The lantern flickered and went out. But the pudding pot remained to mystify Mrs. Cobb later that morning and many mornings to come.

The Queen's Cat's Tale by Elizabeth Ann Scarborough

I've held my silence long enough and see no reason why my story cannot now be told. My children are grown, everyone concerned save only my lady and me has passed beyond, and though you'd never know it by looking at me, I'm getting on in years. So is my lady, drowsing now beside the fire. Her hair-that smelled so like wild violets that I delighted to roll in its spring-bright strands during those long months when her lord was campaigning and we lay together for comfort. Ah her hair-where was I? Oh yes, (how one does wander as one gets on in years) her hair is now white as that cold stuff-snow, it's called-that sticks to the paw pads and inevitably comes around whether it's wanted or not.

Just like some people I could mention. But more about them later.
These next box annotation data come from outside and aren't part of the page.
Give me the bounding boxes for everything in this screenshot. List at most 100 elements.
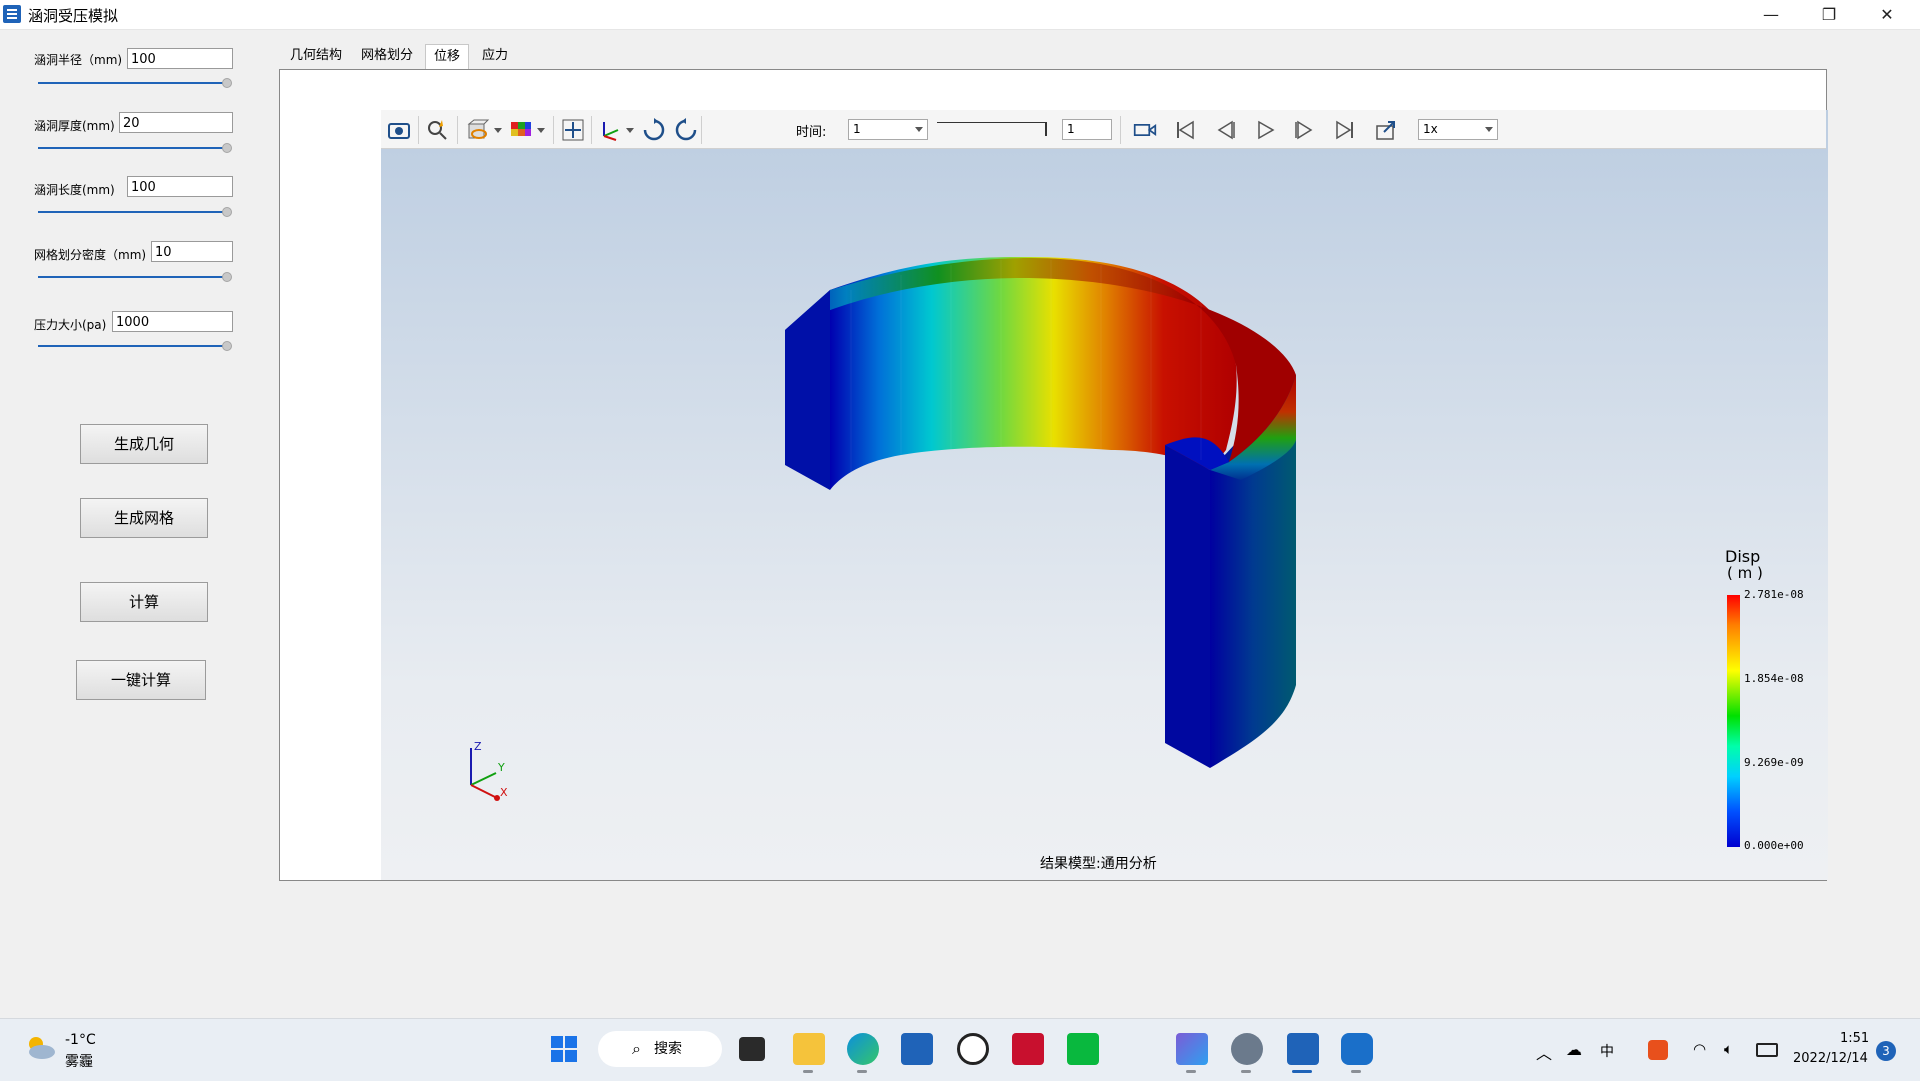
legend-tick-min: 0.000e+00 (1744, 839, 1804, 852)
mesh-density-slider-thumb[interactable] (222, 272, 232, 282)
minimize-button[interactable]: — (1742, 0, 1800, 29)
export-icon[interactable] (1374, 118, 1398, 142)
tab-geometry[interactable]: 几何结构 (282, 44, 350, 68)
weather-icon (29, 1037, 55, 1059)
photos-icon[interactable] (1176, 1033, 1208, 1065)
pressure-slider-thumb[interactable] (222, 341, 232, 351)
generate-mesh-button[interactable]: 生成网格 (80, 498, 208, 538)
culvert-app-icon[interactable] (1287, 1033, 1319, 1065)
dell-icon[interactable] (957, 1033, 989, 1065)
window-title: 涵洞受压模拟 (28, 7, 119, 25)
volume-icon[interactable]: 🔈︎ (1724, 1040, 1733, 1058)
close-button[interactable]: ✕ (1858, 0, 1916, 29)
timeline-slider[interactable] (937, 122, 1047, 123)
culvert-model (785, 257, 1296, 768)
viewer-toolbar: 时间: 1 1 1x (381, 110, 1826, 149)
prev-frame-icon[interactable] (1213, 118, 1237, 142)
frame-spinner[interactable]: 1 (1062, 119, 1112, 140)
running-indicator (1186, 1070, 1196, 1073)
tray-chevron-icon[interactable]: ︿ (1536, 1040, 1552, 1064)
mcafee-icon[interactable] (1012, 1033, 1044, 1065)
mesh-density-slider-track[interactable] (38, 276, 226, 278)
3d-viewport[interactable]: Z Y X (381, 110, 1828, 880)
thickness-slider-thumb[interactable] (222, 143, 232, 153)
time-select[interactable]: 1 (848, 119, 928, 140)
file-explorer-icon[interactable] (793, 1033, 825, 1065)
timeline-slider-end[interactable] (1045, 122, 1047, 136)
ime-indicator[interactable]: 中 (1600, 1041, 1614, 1061)
fit-view-icon[interactable] (561, 118, 585, 142)
settings-icon[interactable] (1231, 1033, 1263, 1065)
pressure-slider-track[interactable] (38, 345, 226, 347)
clock-time[interactable]: 1:51 (1840, 1031, 1869, 1046)
record-icon[interactable] (1133, 118, 1157, 142)
running-indicator (1351, 1070, 1361, 1073)
generate-geometry-button[interactable]: 生成几何 (80, 424, 208, 464)
wifi-icon[interactable]: ◠ (1693, 1040, 1706, 1058)
camera-icon[interactable] (387, 118, 411, 142)
clock-date[interactable]: 2022/12/14 (1793, 1051, 1868, 1066)
legend-tick-max: 2.781e-08 (1744, 588, 1804, 601)
notification-badge[interactable]: 3 (1876, 1041, 1896, 1061)
taskbar-search[interactable]: ⌕ 搜索 (598, 1031, 722, 1067)
first-frame-icon[interactable] (1173, 118, 1197, 142)
tab-displacement[interactable]: 位移 (425, 44, 470, 69)
length-input[interactable]: 100 (127, 176, 233, 197)
length-label: 涵洞长度(mm) (34, 183, 115, 197)
axes-dropdown-icon[interactable] (626, 128, 634, 133)
radius-label: 涵洞半径（mm) (34, 53, 123, 67)
result-caption: 结果模型:通用分析 (1040, 856, 1157, 872)
one-click-compute-button[interactable]: 一键计算 (76, 660, 206, 700)
legend-unit: ( m ) (1727, 564, 1763, 582)
search-label: 搜索 (654, 1041, 682, 1057)
thickness-slider-track[interactable] (38, 147, 226, 149)
restore-button[interactable]: ❐ (1800, 0, 1858, 29)
running-indicator (857, 1070, 867, 1073)
weather-description[interactable]: 雾霾 (65, 1051, 93, 1071)
tab-stress[interactable]: 应力 (474, 44, 516, 68)
thickness-input[interactable]: 20 (119, 112, 233, 133)
mesh-density-input[interactable]: 10 (151, 241, 233, 262)
app-icon (3, 5, 21, 23)
legend-tick-3: 9.269e-09 (1744, 756, 1804, 769)
color-map-dropdown-icon[interactable] (537, 128, 545, 133)
axes-icon[interactable] (598, 118, 622, 142)
length-slider-thumb[interactable] (222, 207, 232, 217)
play-icon[interactable] (1253, 118, 1277, 142)
last-frame-icon[interactable] (1333, 118, 1357, 142)
mesh-density-label: 网格划分密度（mm) (34, 248, 147, 262)
edge-icon[interactable] (847, 1033, 879, 1065)
store-icon[interactable] (901, 1033, 933, 1065)
pressure-label: 压力大小(pa) (34, 318, 107, 332)
battery-icon[interactable] (1756, 1043, 1778, 1057)
time-label: 时间: (796, 125, 827, 140)
task-view-icon[interactable] (739, 1037, 765, 1061)
radius-slider-thumb[interactable] (222, 78, 232, 88)
radius-input[interactable]: 100 (127, 48, 233, 69)
y-axis-label: Y (497, 761, 505, 774)
wechat-icon[interactable] (1067, 1033, 1099, 1065)
next-frame-icon[interactable] (1293, 118, 1317, 142)
zoom-icon[interactable] (425, 118, 449, 142)
pressure-input[interactable]: 1000 (112, 311, 233, 332)
tab-mesh[interactable]: 网格划分 (353, 44, 421, 68)
speed-select[interactable]: 1x (1418, 119, 1498, 140)
display-mode-icon[interactable] (466, 118, 490, 142)
running-indicator (1241, 1070, 1251, 1073)
rotate-cw-icon[interactable] (642, 118, 666, 142)
compute-button[interactable]: 计算 (80, 582, 208, 622)
weather-temperature[interactable]: -1°C (65, 1032, 96, 1048)
start-icon[interactable] (548, 1033, 580, 1065)
legend-tick-2: 1.854e-08 (1744, 672, 1804, 685)
radius-slider-track[interactable] (38, 82, 226, 84)
onedrive-icon[interactable]: ☁ (1566, 1040, 1582, 1059)
rotate-ccw-icon[interactable] (674, 118, 698, 142)
active-indicator (1292, 1070, 1312, 1073)
legend-color-bar (1727, 595, 1740, 847)
title-bar: 涵洞受压模拟 — ❐ ✕ (0, 0, 1920, 30)
color-map-icon[interactable] (509, 118, 533, 142)
wps-icon[interactable] (1648, 1040, 1668, 1060)
display-mode-dropdown-icon[interactable] (494, 128, 502, 133)
length-slider-track[interactable] (38, 211, 226, 213)
simdroid-icon[interactable] (1341, 1033, 1373, 1065)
As I was saying, it's peaceful here in this simple, quiet place, and although it is drafty, my lady always has a nice fire. Of course, the idea is that we live here with the sisters because my lady has been humbled, you see, and they, she and the sisters, are supposed to be all the same, but snobbery springs eternal and my lady's rank gets us our little fire and the choicest morsels and never a cross word about me even if I choose to sleep in the chapel. A queen-even a former queen, even a disgraced queen, is still top cat.